Петр Васильевич покинул избу, поспешив исполнять приказание. А командир повернулся к адъютанту.

— А хозяйка где? Позови-ка.

— Ну все понятно, — проворчал Василич.

— Чего ты там себе под нос лопочешь? — строго спросил Ушаков.

Василич только рукой махнул в ответ и покорно отправился на поиски хозяйки.

Оставшись в одиночестве, ротмистр надел портупею, взял пистолеты, хотел было налить себе еще водки на дорожку, но передумал — перед боем много пить не следовало.

Что-то непонятное творилось у него на душе. Надо было думать об опасности, что нависла над отрядом, а он всеми мыслями и чувствами был с этой девушкой. Представив, что она могла спрятаться, убежать, что он действительно больше ее никогда не увидит, Ушаков растерялся. Но девушка вскоре появилась, встала в отдалении, глядя на него прямо, спокойно, без страха.

— Вот что, Аленка, — сказал он нарочито строго и бесстрастно, — прячься в погреб или еще куда-нибудь, чтоб только надежно. Не ровен час, пуля-дура достанет или французу на глаза попадешься. Тут сейчас будет жаркое дело!

— Никуда я не буду прятаться, барин, — замотала головой Аленка.

— Упрямая, почему не слушаешься?

Аленка подбежала к нему, бросилась в ноги, взяла за руку и крепко ее сжала.

— Барин, дозволь с тобой пойти. Ну, пожалуйста. Христом Богом… Я из ружжа могу пальнуть, пробовала… И визжать не буду от страха. Дозволь. Говорила тебе: не желаю я в деревне оставаться. Опостылела мне эта жизнь.

Ушаков вздохнул глубоко. Она не отпускала его руку, дыхание ее было совсем рядом, он терял голову.

«Что за наваждение, — подумал ротмистр, — прямо приворот какой-то! Надо срочно кого-нибудь застрелить!»

— Ишь чего захотела, дура-баба! Из «ружжа»! Сиди тихо и не рыпайся, — в сердцах воскликнул возникший в избе Василич.

Ротмистр хмуро взглянул на адъютанта.

— Тебя, дядька, забыла спросить, — сквозь зубы процедила девица, стрельнув глазами в сторону Василича. — Ты свое дело знаешь, и знай. А ко мне не лезь. Ты мне не отец и не старший брат.

С улицы раздалась ружейная пальба. Командир вскочил и схватился за пистолет.

— Василич, — торопливо произнес Ушаков, — отвечаешь за девку.

— Дожил, — сокрушенно прошептал ординарец.

Тихо, так, чтобы Аленка не слышала, Ушаков прошептал ему на ухо:

— Береги ее, не пускай на улицу, спрячь, если надо. Головой отвечаешь. Посмотрю, что там случилось.

Василич удивился пуще прежнего, но кивнул в ответ и больше уж приказы ротмистра комментировать не осмелился.

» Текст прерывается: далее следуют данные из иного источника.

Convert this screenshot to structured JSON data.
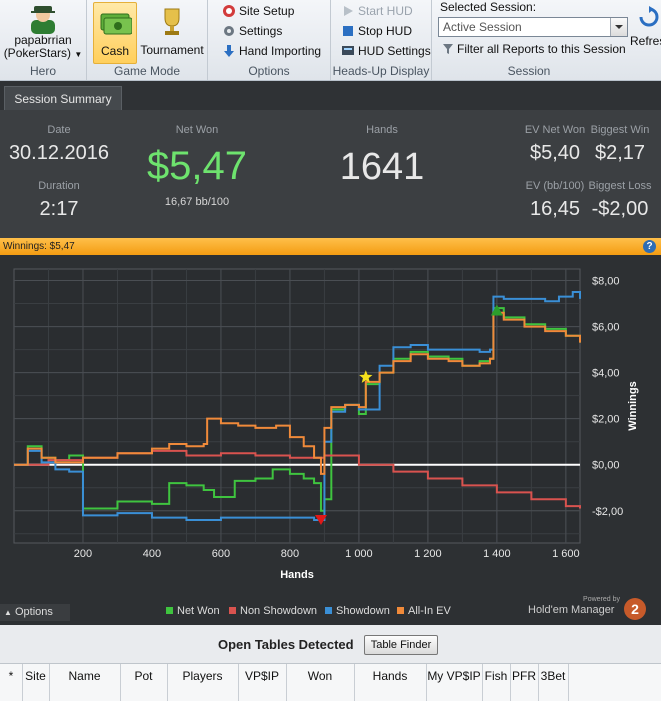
{
  "ribbon": {
    "hero": {
      "name": "papabrrian",
      "site": "(PokerStars)",
      "group_label": "Hero"
    },
    "game_mode": {
      "cash_label": "Cash",
      "tournament_label": "Tournament",
      "group_label": "Game Mode",
      "active": "Cash"
    },
    "options": {
      "site_setup": "Site Setup",
      "settings": "Settings",
      "hand_importing": "Hand Importing",
      "group_label": "Options"
    },
    "hud": {
      "start": "Start HUD",
      "stop": "Stop HUD",
      "settings": "HUD Settings",
      "group_label": "Heads-Up Display"
    },
    "session": {
      "label": "Selected Session:",
      "value": "Active Session",
      "filter": "Filter all Reports to this Session",
      "group_label": "Session",
      "refresh": "Refres"
    }
  },
  "tabs": [
    "Session Summary"
  ],
  "summary": {
    "date_label": "Date",
    "date": "30.12.2016",
    "duration_label": "Duration",
    "duration": "2:17",
    "net_won_label": "Net Won",
    "net_won": "$5,47",
    "net_won_bb": "16,67 bb/100",
    "hands_label": "Hands",
    "hands": "1641",
    "ev_net_won_label": "EV Net Won",
    "ev_net_won": "$5,40",
    "biggest_win_label": "Biggest Win",
    "biggest_win": "$2,17",
    "ev_bb_label": "EV (bb/100)",
    "ev_bb": "16,45",
    "biggest_loss_label": "Biggest Loss",
    "biggest_loss": "-$2,00"
  },
  "winnings_bar": "Winnings: $5,47",
  "colors": {
    "net_won": "#3fc43f",
    "non_showdown": "#d9534f",
    "showdown": "#3a8fd6",
    "allin_ev": "#f08a3a",
    "accent": "#f39c12",
    "net_won_text": "#6ee36e"
  },
  "chart_data": {
    "type": "line",
    "xlabel": "Hands",
    "ylabel": "Winnings",
    "xlim": [
      0,
      1641
    ],
    "ylim": [
      -3.4,
      8.5
    ],
    "x_ticks": [
      200,
      400,
      600,
      800,
      1000,
      1200,
      1400,
      1600
    ],
    "x_tick_labels": [
      "200",
      "400",
      "600",
      "800",
      "1 000",
      "1 200",
      "1 400",
      "1 600"
    ],
    "y_ticks": [
      -2,
      0,
      2,
      4,
      6,
      8
    ],
    "y_tick_labels": [
      "-$2,00",
      "$0,00",
      "$2,00",
      "$4,00",
      "$6,00",
      "$8,00"
    ],
    "grid": true,
    "legend_position": "bottom",
    "series": [
      {
        "name": "Net Won",
        "color": "#3fc43f",
        "x": [
          0,
          40,
          80,
          120,
          160,
          200,
          300,
          400,
          450,
          500,
          550,
          580,
          640,
          700,
          750,
          800,
          840,
          870,
          890,
          900,
          920,
          960,
          1000,
          1020,
          1060,
          1100,
          1150,
          1200,
          1260,
          1300,
          1350,
          1380,
          1390,
          1420,
          1480,
          1540,
          1600,
          1641
        ],
        "y": [
          0,
          0.8,
          0.3,
          0.2,
          0.4,
          -1.9,
          -1.6,
          -1.7,
          -0.8,
          -0.9,
          -1.1,
          -1.4,
          -0.7,
          -0.6,
          -0.2,
          -0.4,
          -0.6,
          -0.8,
          -2.0,
          -1.5,
          2.4,
          2.6,
          2.2,
          3.5,
          4.0,
          4.6,
          4.9,
          4.7,
          4.6,
          4.3,
          4.5,
          4.6,
          6.8,
          6.4,
          6.1,
          5.9,
          5.6,
          5.3
        ]
      },
      {
        "name": "Non Showdown",
        "color": "#d9534f",
        "x": [
          0,
          100,
          200,
          300,
          400,
          500,
          600,
          700,
          800,
          900,
          1000,
          1100,
          1200,
          1300,
          1400,
          1500,
          1600,
          1641
        ],
        "y": [
          0,
          0.2,
          0.3,
          0.5,
          0.6,
          0.4,
          0.5,
          0.4,
          0.3,
          0.4,
          0.0,
          -0.3,
          -0.6,
          -0.9,
          -1.2,
          -1.5,
          -1.8,
          -1.9
        ]
      },
      {
        "name": "Showdown",
        "color": "#3a8fd6",
        "x": [
          0,
          40,
          80,
          120,
          160,
          200,
          300,
          400,
          500,
          600,
          700,
          800,
          870,
          890,
          900,
          920,
          960,
          1000,
          1060,
          1100,
          1150,
          1200,
          1300,
          1350,
          1380,
          1390,
          1420,
          1480,
          1540,
          1580,
          1620,
          1641
        ],
        "y": [
          0,
          0.6,
          0.1,
          -0.2,
          -0.3,
          -2.2,
          -2.1,
          -2.3,
          -2.4,
          -2.3,
          -2.3,
          -2.3,
          -2.4,
          -2.4,
          1.0,
          2.3,
          2.6,
          2.4,
          4.3,
          5.1,
          5.2,
          5.0,
          5.0,
          4.9,
          5.0,
          7.3,
          7.2,
          7.2,
          7.1,
          7.3,
          7.5,
          7.2
        ]
      },
      {
        "name": "All-In EV",
        "color": "#f08a3a",
        "x": [
          0,
          40,
          80,
          120,
          200,
          300,
          400,
          450,
          500,
          550,
          560,
          600,
          650,
          700,
          760,
          800,
          840,
          870,
          890,
          900,
          920,
          960,
          1000,
          1020,
          1060,
          1100,
          1150,
          1200,
          1260,
          1300,
          1350,
          1380,
          1390,
          1420,
          1480,
          1540,
          1600,
          1641
        ],
        "y": [
          0,
          0.7,
          0.3,
          0.1,
          0.3,
          0.5,
          0.7,
          0.9,
          0.8,
          0.9,
          2.0,
          1.8,
          1.7,
          1.6,
          1.7,
          1.2,
          0.8,
          0.3,
          -0.4,
          1.6,
          2.5,
          2.6,
          2.5,
          3.6,
          4.0,
          4.5,
          4.8,
          4.6,
          4.5,
          4.3,
          4.4,
          4.6,
          6.6,
          6.3,
          6.0,
          5.8,
          5.6,
          5.3
        ]
      }
    ],
    "markers": [
      {
        "name": "lowest-point-marker",
        "shape": "triangle-down",
        "color": "#e01818",
        "x": 890,
        "y": -2.4
      },
      {
        "name": "star-marker",
        "shape": "star",
        "color": "#f5e01c",
        "x": 1020,
        "y": 3.8
      },
      {
        "name": "highest-point-marker",
        "shape": "triangle-up",
        "color": "#2c9e2c",
        "x": 1400,
        "y": 6.7
      }
    ]
  },
  "chart_footer": {
    "options_label": "Options",
    "powered_by": "Powered by",
    "logo_text": "Hold'em Manager",
    "logo_badge": "2"
  },
  "open_tables": {
    "title": "Open Tables Detected",
    "finder_button": "Table Finder",
    "columns": [
      "*",
      "Site",
      "Name",
      "Pot",
      "Players",
      "VP$IP",
      "Won",
      "Hands",
      "My VP$IP",
      "Fish",
      "PFR",
      "3Bet"
    ]
  }
}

А случилось вот что: на выезде из деревни отряд корнета Лаврикова лоб в лоб столкнулся с неприятелем. Корнет был не робкого десятка, крестился боем при Бородино, а после участвовал во многих стычках, так что особо не мешкал, выхватил шашку, что есть мочи закричал «ура» да и кинулся сломя голову в атаку на неприятеля. А французов между тем оказалось раз в десять больше.

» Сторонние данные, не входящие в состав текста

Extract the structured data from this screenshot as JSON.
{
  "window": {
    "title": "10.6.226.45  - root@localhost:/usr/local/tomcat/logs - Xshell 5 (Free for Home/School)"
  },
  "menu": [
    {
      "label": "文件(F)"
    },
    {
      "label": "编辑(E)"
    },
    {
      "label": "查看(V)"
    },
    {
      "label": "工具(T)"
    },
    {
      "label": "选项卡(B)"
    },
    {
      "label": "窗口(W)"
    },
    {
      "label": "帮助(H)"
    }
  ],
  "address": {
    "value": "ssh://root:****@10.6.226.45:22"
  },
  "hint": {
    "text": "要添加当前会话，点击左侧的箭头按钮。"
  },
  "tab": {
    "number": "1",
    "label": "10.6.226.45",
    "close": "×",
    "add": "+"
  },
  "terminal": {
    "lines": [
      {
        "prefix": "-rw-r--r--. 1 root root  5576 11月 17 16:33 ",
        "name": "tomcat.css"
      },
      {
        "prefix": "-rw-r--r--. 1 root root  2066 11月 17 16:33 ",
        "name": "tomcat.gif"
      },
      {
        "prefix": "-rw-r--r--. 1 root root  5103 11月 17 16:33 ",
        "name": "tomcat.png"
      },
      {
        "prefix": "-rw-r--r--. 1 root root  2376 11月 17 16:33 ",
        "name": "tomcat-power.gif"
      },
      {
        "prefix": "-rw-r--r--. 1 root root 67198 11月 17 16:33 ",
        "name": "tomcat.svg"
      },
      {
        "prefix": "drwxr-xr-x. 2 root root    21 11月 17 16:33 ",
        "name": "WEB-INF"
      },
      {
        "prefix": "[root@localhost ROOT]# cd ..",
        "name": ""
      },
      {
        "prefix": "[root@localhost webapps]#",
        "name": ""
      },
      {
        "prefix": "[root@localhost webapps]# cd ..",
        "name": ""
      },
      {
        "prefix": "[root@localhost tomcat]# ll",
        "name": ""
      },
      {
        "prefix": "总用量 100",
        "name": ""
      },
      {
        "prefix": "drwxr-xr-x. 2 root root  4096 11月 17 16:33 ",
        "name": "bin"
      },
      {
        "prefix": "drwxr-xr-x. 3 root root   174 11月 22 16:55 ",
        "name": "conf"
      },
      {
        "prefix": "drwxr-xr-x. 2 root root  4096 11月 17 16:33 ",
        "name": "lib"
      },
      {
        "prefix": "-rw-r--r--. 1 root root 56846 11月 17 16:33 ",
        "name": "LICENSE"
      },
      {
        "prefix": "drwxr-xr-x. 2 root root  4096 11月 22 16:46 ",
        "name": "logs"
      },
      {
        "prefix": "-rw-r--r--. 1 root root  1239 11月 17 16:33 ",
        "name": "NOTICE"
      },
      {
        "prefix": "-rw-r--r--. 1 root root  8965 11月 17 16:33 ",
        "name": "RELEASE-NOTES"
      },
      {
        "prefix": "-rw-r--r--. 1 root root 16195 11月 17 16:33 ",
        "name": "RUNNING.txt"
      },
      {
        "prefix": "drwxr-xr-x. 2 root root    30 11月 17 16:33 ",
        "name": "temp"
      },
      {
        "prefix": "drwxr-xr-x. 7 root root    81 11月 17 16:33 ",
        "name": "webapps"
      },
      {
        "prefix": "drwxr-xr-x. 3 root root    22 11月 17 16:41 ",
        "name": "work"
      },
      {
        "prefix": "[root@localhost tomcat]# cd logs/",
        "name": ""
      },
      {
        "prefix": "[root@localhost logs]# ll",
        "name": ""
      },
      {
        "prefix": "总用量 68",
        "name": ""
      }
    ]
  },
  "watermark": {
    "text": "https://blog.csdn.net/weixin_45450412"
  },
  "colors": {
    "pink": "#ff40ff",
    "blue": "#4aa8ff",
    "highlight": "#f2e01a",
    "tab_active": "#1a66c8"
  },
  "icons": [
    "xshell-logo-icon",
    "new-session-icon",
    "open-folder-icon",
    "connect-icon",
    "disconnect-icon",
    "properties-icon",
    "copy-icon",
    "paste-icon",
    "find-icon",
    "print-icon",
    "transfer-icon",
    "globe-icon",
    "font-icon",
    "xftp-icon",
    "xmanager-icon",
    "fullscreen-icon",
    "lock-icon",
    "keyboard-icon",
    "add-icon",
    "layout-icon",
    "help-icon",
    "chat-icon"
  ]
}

Закатное солнце отражалось в начищенных кирасах. Любо-дорого было глядеть на строй всадников. В этой красоте и ухоженности чувствовались еще не до конца утраченная сила и величие наполеоновского войска.

Однако же поначалу враг дрогнул, конники остановились, тут же смешался кавалерийский строй, чем наши не преминули воспользоваться, сбросив на землю пять-шесть врагов. Но, осознав свое подавляющее численное преимущество, французы быстро оправились от конфуза и взяли реванш.